DMA가 memory bus를 점유하는 동안 CPU는 main memory access를 잠시 못 할 수 있다. 이를 cycle stealing이라고 한다. CPU computation은 약간 느려질 수 있지만, byte-by-byte PIO를 CPU가 수행하지 않아도 되므로 전체 system performance는 보통 좋아진다.

DMA target address를 kernel address space에 두는 것이 가장 단순하다. User space에 직접 쓰면 user가 transfer 중 buffer 내용을 바꾸는 등 문제가 생길 수 있기 때문이다. 하지만 kernel buffer로 받은 뒤 user buffer로 한 번 더 copy하면 double buffering overhead가 생긴다. 그래서 OS는 memory mapping을 이용해 devices와 user address space 사이 I/O transfers를 직접 수행하는 방향으로 발전했다. 일부 architectures는 DVMA (direct virtual memory access)로 virtual addresses를 사용해 DMA를 수행하고, translation을 거쳐 physical transfer를 처리한다.

Protected-mode kernels는 일반 processes가 device commands를 직접 발행하지 못하게 막는다. 이는 access-control violations, erroneous controller use, system crash를 막기 위한 I/O protection이다. 반대로 memory protection이 없는 kernels에서는 direct device access로 높은 성능을 낼 수 있지만 security와 stability가 약해진다.

12.2.5 I/O Hardware Summary

I/O hardware의 electronic details는 복잡하지만, OS 관점에서 기억해야 할 축은 명확하다.

Device는 port, bus, controller로 host와 연결된다.
Controller는 status/control/data registers를 통해 host와 통신한다.
Host와 controller는 handshaking으로 command readiness와 completion을 맞춘다.
Handshaking은 polling loop로 구현될 수도 있고 interrupts로 구현될 수도 있다.
Bulk transfer는 DMA controller에 offload해 CPU의 byte-by-byte PIO 부담을 줄인다.
Device variety가 크기 때문에 OS는 device-specific protocols를 drivers로 캡슐화하고 applications에는 uniform I/O interface를 제공해야 한다.

12.3 Application I/O Interface

Application이 disk 종류를 몰라도 file을 열 수 있고, 새로운 devices를 OS 전체 재작성 없이 추가할 수 있는 이유는 abstraction, encapsulation, software layering 때문이다. OS는 I/O devices의 세부 차이를 몇 가지 general kinds로 추상화하고, 각 kind를 standardized functions, 즉 interface로 access하게 한다. Device-specific differences는 device drivers 안에 숨겨진다.

Kernel I/O structure

_{Figure 12.7 · PDF p. 629 · kernel I/O subsystem, device drivers, controllers, hardware devices가 계층적으로 연결되는 구조}

Figure 12.7의 핵심은 applications/kernel이 SAS, keyboard, mouse, PCIe, 802.11, USB device의 개별 controller details를 직접 다루지 않는다는 점이다. Device-driver layer가 hardware differences를 숨기고, kernel I/O subsystem은 standard interface를 통해 devices를 다룬다. Hardware manufacturers는 기존 host controller interface, 예를 들어 SATA와 compatible하게 device를 만들거나, popular OS용 driver를 제공함으로써 OS vendor가 직접 support code를 만들 때까지 기다리지 않아도 된다.

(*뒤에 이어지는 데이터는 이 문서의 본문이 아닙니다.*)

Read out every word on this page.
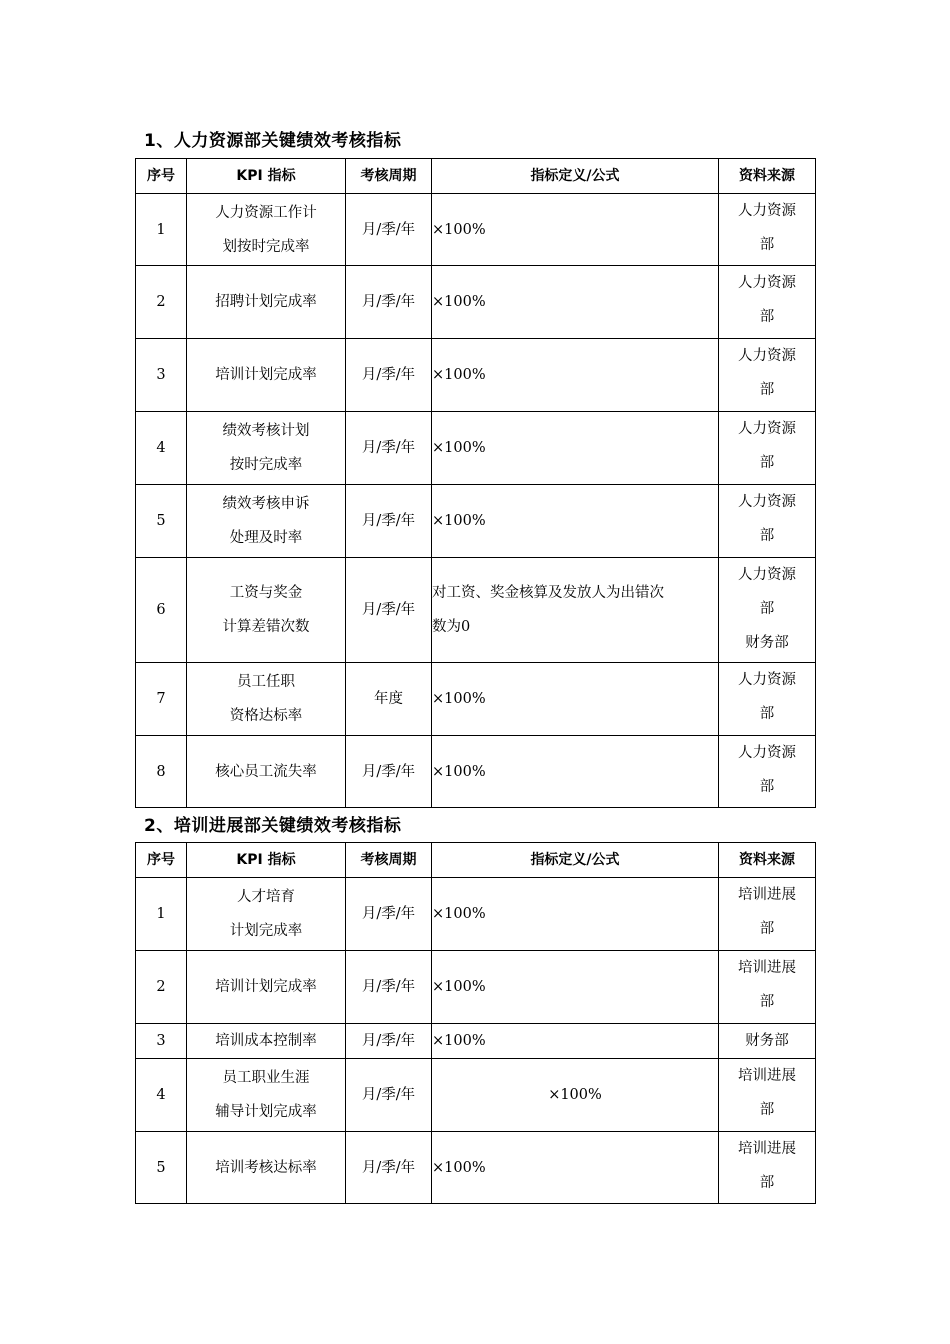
1、人力资源部关键绩效考核指标
序号	KPI 指标	考核周期	指标定义/公式	资料来源
1	人力资源工作计
划按时完成率	月/季/年	×100%	人力资源
部

2	招聘计划完成率	月/季/年	×100%	人力资源
部

3	培训计划完成率	月/季/年	×100%	人力资源
部

4	绩效考核计划
按时完成率	月/季/年	×100%	人力资源
部

5	绩效考核申诉
处理及时率	月/季/年	×100%	人力资源
部

6	工资与奖金
计算差错次数	月/季/年	对工资、奖金核算及发放人为出错次
数为0	人力资源
部
财务部

7	员工任职
资格达标率	年度	×100%	人力资源
部

8	核心员工流失率	月/季/年	×100%	人力资源
部
2、培训进展部关键绩效考核指标
序号	KPI 指标	考核周期	指标定义/公式	资料来源
1	人才培育
计划完成率	月/季/年	×100%	培训进展
部

2	培训计划完成率	月/季/年	×100%	培训进展
部

3	培训成本控制率	月/季/年	×100%	财务部

4	员工职业生涯
辅导计划完成率	月/季/年	×100%	培训进展
部

5	培训考核达标率	月/季/年	×100%	培训进展
部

다만 각 OS는 device-driver interface standard가 다르다. 같은 device가 Windows, Linux, AIX, macOS용 drivers를 따로 제공할 수 있는 이유다.

Characteristics of I/O devices

_{Figure 12.8 · PDF p. 630 · data-transfer mode, access method, transfer schedule, sharing, speed, direction에 따른 I/O device 특성 분류}

Device differences는 다음 차원에서 나타난다.

차원	대표 구분	의미
data-transfer mode	`character` vs `block`	byte stream인지 block unit transfer인지
access method	sequential vs random	device가 정한 fixed order인지 arbitrary location seek가 가능한지
transfer schedule	synchronous vs asynchronous	response time이 predictable/coordinated인지 irregular/unpredictable인지
sharing	sharable vs dedicated	여러 processes/threads가 concurrent use 가능한지
speed	latency, seek time, transfer rate, delay	device별 속도 차이가 매우 큼
I/O direction	read only, write only, read-write, write once	input/output 가능 방향과 수정 가능성

Application access를 위해 OS는 이런 차이의 많은 부분을 숨기고 devices를 conventional types로 묶는다. 주요 access conventions는 block I/O, character-stream I/O, memory-mapped file access, network sockets다. Clocks/timers, graphics, video, audio처럼 별도 system calls가 필요한 devices도 있다.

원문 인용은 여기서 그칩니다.